New data from the Organization for Economic Cooperation and Development (OECD) indicates that American students finish behind their international peers when it comes to financial literacy.
The results were the product of a test taken two years ago by some 30,000 15-year-old students in 18 countries. The test was designed to see if students could grasp various aspects of personal finance, such as calculating the balance of a bank account or determining the better of two loan proposals.
On the test, U.S. students averaged 492 points, a smidgen below the OECD average of 500. About 9 percent of U.S. students were top performers able to answer the most complex questions, while nearly 18 percent could not even demonstrate a basic level of proficiency needed to do more than make basic daily purchases.
Countries the U.S. finished behind included Australia, Belgium, Latvia, and even Poland. Finishing on top with an average of over 600 points were Chinese students from the city of Shanghai, which is tested independently of the entire country.
Countries finishing behind the U.S. included France, Israel, Russia, Spain and Italy.

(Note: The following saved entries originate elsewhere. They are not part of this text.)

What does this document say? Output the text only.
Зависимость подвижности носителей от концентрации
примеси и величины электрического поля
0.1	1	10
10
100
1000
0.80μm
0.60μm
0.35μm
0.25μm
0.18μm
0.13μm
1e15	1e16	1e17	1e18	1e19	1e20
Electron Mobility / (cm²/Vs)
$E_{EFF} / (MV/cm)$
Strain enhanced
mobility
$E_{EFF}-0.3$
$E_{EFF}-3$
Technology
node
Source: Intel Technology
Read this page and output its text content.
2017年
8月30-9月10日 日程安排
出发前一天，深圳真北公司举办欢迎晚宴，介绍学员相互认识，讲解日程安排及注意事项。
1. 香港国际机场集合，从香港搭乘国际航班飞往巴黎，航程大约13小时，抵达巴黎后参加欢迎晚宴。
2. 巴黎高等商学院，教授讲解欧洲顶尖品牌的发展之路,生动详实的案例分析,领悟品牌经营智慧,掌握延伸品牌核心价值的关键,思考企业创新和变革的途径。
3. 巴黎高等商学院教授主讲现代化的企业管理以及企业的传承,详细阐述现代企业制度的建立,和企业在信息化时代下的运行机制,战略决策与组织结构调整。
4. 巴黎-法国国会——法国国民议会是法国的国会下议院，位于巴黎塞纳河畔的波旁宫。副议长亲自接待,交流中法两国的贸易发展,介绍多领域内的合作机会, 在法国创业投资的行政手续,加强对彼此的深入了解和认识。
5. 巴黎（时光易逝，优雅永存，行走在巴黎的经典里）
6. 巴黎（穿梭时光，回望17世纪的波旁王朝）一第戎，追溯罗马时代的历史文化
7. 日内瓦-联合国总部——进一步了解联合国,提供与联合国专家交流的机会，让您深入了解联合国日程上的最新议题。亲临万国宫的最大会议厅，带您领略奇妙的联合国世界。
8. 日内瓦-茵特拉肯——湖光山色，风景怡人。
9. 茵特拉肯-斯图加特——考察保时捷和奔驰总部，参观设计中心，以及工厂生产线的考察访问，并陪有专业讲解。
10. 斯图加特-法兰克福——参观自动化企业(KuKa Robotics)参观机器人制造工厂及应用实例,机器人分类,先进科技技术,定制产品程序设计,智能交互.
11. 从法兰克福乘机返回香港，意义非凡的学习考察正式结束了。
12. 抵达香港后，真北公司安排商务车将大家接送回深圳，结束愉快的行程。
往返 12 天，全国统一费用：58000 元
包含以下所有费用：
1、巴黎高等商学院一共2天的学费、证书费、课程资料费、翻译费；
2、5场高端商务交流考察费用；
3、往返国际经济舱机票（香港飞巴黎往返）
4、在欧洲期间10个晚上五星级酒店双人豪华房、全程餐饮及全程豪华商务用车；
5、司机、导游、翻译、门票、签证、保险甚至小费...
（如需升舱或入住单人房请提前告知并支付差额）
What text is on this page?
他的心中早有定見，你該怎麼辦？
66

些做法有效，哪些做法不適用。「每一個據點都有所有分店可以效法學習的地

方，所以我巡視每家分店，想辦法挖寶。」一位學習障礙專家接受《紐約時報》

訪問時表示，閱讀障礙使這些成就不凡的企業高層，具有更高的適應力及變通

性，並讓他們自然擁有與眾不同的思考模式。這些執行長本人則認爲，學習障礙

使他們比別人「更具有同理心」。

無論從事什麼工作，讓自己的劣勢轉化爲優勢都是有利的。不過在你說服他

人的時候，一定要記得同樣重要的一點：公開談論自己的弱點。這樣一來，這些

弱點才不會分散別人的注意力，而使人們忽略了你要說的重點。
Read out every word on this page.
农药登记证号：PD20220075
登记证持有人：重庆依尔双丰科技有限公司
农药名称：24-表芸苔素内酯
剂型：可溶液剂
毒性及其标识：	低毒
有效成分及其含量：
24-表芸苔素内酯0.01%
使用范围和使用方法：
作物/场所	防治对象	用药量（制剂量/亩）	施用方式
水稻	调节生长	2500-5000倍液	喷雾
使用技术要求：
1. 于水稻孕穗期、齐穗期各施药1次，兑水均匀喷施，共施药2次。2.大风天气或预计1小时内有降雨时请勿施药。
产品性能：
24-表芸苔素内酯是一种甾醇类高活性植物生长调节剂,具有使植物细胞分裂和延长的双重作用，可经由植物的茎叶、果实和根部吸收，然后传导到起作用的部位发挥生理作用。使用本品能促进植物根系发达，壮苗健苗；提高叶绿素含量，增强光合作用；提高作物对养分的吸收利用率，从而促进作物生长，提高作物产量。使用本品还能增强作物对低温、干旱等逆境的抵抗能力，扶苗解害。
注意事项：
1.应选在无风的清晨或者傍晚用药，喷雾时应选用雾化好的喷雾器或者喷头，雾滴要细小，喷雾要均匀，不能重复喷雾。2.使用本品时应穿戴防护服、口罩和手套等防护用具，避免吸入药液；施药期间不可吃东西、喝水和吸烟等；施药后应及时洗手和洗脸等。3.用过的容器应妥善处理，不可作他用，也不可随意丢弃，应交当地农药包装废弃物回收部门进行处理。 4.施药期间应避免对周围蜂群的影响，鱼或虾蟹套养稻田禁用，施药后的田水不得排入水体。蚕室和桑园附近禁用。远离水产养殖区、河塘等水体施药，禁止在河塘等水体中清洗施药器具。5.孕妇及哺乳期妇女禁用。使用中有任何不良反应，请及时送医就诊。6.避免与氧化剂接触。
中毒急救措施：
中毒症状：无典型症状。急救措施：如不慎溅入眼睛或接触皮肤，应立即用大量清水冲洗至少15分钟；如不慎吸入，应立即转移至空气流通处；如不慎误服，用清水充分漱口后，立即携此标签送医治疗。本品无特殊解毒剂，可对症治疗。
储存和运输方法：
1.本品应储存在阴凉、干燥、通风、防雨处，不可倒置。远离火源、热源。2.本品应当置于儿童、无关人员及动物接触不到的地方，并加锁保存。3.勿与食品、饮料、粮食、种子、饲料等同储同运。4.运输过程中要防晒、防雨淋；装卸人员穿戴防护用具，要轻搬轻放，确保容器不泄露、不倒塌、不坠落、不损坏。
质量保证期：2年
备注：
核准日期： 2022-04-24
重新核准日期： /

Finishing dead last was Colombia, whose students averaged a miserable 379 points, more than 80 points below the next-lowest country.
The U.S.’s result was hardly stellar, but it was also noticeably better than some other recent OECD studies involving American students. On Tuesday, a report indicated that poor students in the U.S. are unlikely to excel academically compared to those in other countries, while last fall the OECD highlighted America’s math performance as significantly below average.
U.S. Secretary of Education Arne Duncan addressed the results while at an event Wednesday, telling reporters that the nature of the modern economy made financial know-how more important than ever.
“The idea of young people going into the world of work, staying with one job for 40 years, having secure pension and retirement, those jobs are basically gone,” said Duncan. With less security than in the past, Duncan said, students need to pick up abilities that “20 or 30, 40 years ago, maybe [weren’t] applied.”
In Shanghai’s school as well as those of some other high performers, personal finance is a required component of the learning curriculum, but only 19 states in the U.S. mandate require that finance courses be offered in high school.